Open Recall: MIMO, openSUSE milestone, Minecraft Assemble, Cube Slam
Open Recall is a space on The H for those things that are too small to package as news but are worth covering. In this edition of the Open Recall, MIMO at TDF, openSUSE 13.1's second milestone, the latest Parted Magic, Minecraft cloned in assembler, LibreOffice's code cleaning, playing Pong with WebRTC and GStreaming on iOS devices.
- France's MIMO joins Document Foundation: Having standardised on LibreOffice, the MIMO working group which represents several French government ministries and administrations, has joined the existing 8 members of the Document Foundation's Advisory Board to represent a large user organisation, 500,000 users, on the board.

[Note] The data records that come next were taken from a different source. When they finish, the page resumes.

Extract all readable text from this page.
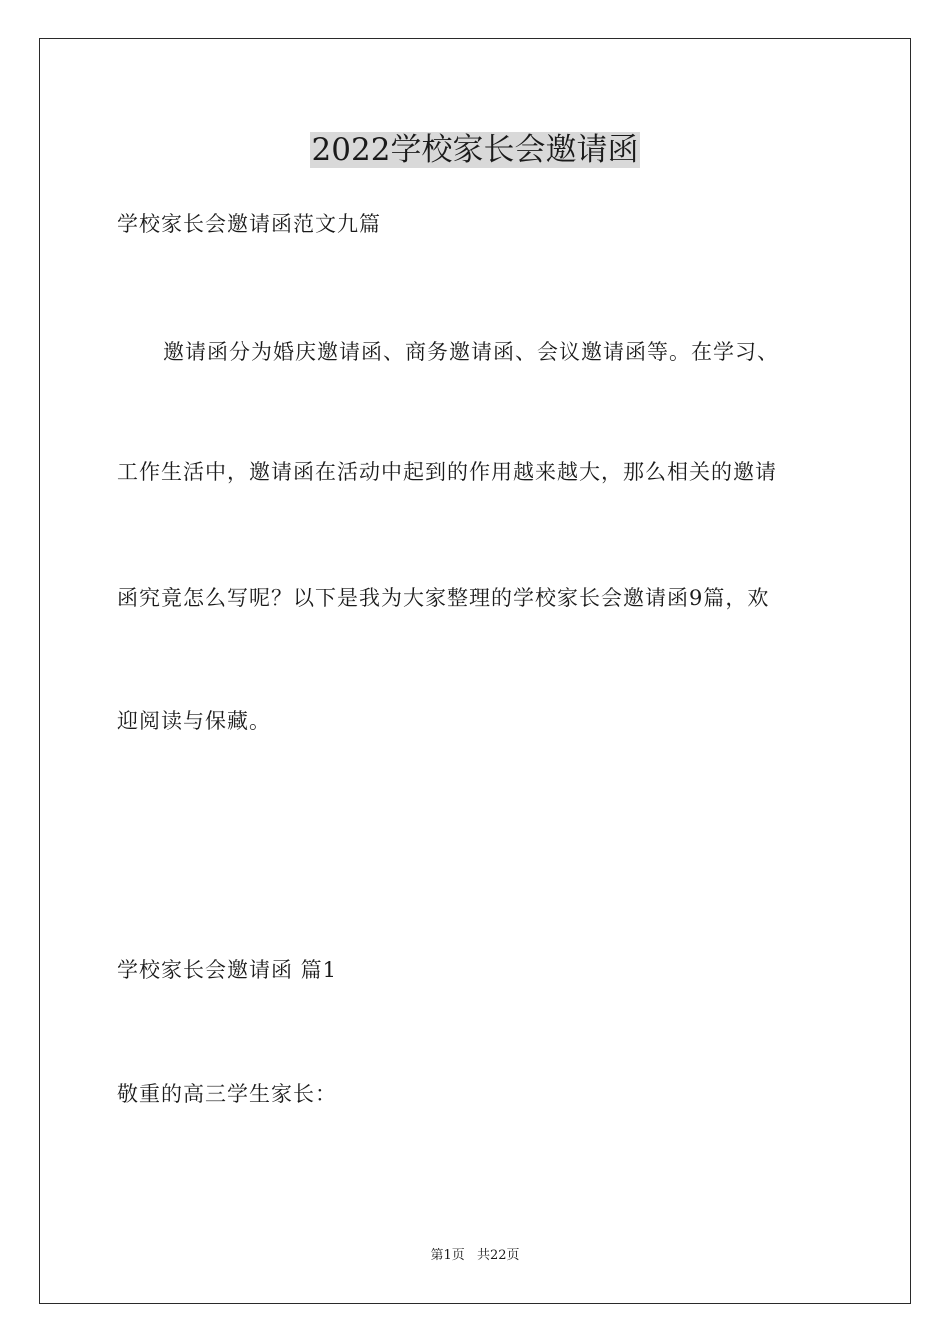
2022学校家长会邀请函

学校家长会邀请函范文九篇

邀请函分为婚庆邀请函、商务邀请函、会议邀请函等。在学习、

工作生活中，邀请函在活动中起到的作用越来越大，那么相关的邀请

函究竟怎么写呢？以下是我为大家整理的学校家长会邀请函9篇，欢

迎阅读与保藏。

学校家长会邀请函 篇1

敬重的高三学生家长：

第1页 共22页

- openSUSE 13.1 passes second milestone: The openSUSE developers are continuing their work on the next major release of openSUSE, version 13.1. Still at an early stage of development, the latest release, a second milestone, contains mostly updates to various packages such as LibreOffice and Firefox, and upgrades to PulseAudio 4.0 and Linux kernel 3.10rc4. The early developer release is available to download. The next milestone should see GCC 4.8 and Perl 5.18 included in the release.

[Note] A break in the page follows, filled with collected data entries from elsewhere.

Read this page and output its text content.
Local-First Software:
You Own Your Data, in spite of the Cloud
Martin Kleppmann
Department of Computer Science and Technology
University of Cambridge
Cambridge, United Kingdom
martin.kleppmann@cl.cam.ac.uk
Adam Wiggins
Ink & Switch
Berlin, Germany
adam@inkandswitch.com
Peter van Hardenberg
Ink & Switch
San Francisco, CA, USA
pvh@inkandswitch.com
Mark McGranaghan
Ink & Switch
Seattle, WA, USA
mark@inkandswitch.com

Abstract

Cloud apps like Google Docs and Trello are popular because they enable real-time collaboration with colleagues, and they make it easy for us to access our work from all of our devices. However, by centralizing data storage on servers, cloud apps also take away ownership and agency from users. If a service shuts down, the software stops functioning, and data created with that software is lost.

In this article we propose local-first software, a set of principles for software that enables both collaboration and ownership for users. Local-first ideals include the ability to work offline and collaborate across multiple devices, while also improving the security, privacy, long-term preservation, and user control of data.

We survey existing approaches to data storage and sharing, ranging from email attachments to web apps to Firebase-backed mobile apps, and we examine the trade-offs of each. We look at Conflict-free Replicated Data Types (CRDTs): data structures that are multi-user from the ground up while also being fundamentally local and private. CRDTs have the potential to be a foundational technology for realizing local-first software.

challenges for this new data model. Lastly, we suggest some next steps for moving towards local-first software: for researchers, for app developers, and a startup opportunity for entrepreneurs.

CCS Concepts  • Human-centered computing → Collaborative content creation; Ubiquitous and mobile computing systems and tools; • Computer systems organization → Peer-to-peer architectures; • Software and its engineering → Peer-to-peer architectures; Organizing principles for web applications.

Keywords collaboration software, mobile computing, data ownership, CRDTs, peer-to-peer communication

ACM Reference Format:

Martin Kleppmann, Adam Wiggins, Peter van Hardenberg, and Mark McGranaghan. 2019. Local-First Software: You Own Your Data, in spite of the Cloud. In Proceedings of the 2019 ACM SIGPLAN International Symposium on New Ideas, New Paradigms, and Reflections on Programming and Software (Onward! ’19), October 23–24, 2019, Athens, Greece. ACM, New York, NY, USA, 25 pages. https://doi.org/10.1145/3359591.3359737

- Parted Magic's one step forward: After a month of development, a new desktop wallpaper and an updated, auto-refreshing, device-mapper-compatible Parted Magic Mount, the developers released Parted Magic 2013_06_14. But they re-released it the next day as Parted Magic 2013_06_15, which corrected the removal of a partclone flag that had broken Clonezilla. It is available to download now.
- Assembling Minecraft: Alexander Overvoorde had to build a game in assembler for a university assignment. So he built MineAssemble, a bootable Minecraft clone, partly in x86 assembler (with parts in C due to time constraints). It can be booted in a VM or QEMU or even directly off a USB stick and is MIT licensed.
- A cleaner office: Want to read about how the code of LibreOffice is being polished and cleaned with redundant code being removed and migrating to new build systems? The LibreOffice (and SUSE) developer Michael Meeks has a blog post about just that.
- Get slammed with WebRTC: WebRTC is the latest thing in real time communications on the web and is being developed into a collection of standards. To show what can be done with it, Google has released Cube Slam, an open source pong game which lets you see the person you are playing against. Cube Slam uses the latest version of Chrome, which has WebRTC's PeerConnection and DataChannel support, and shows off WebGL capabilities too. The MIT-licensed source code is available on Google Code.
- GStreamer lands in iPhones: Want a familiar media framework on iOS? Collabra and Fluendo have developed iOS support for GStreamer and incorporated it in the GStreamer SDK. The new support is being previewed at the moment and can be downloaded; a sample app is also available on GitHub. Commercial support will come in the future and a final release is due next month.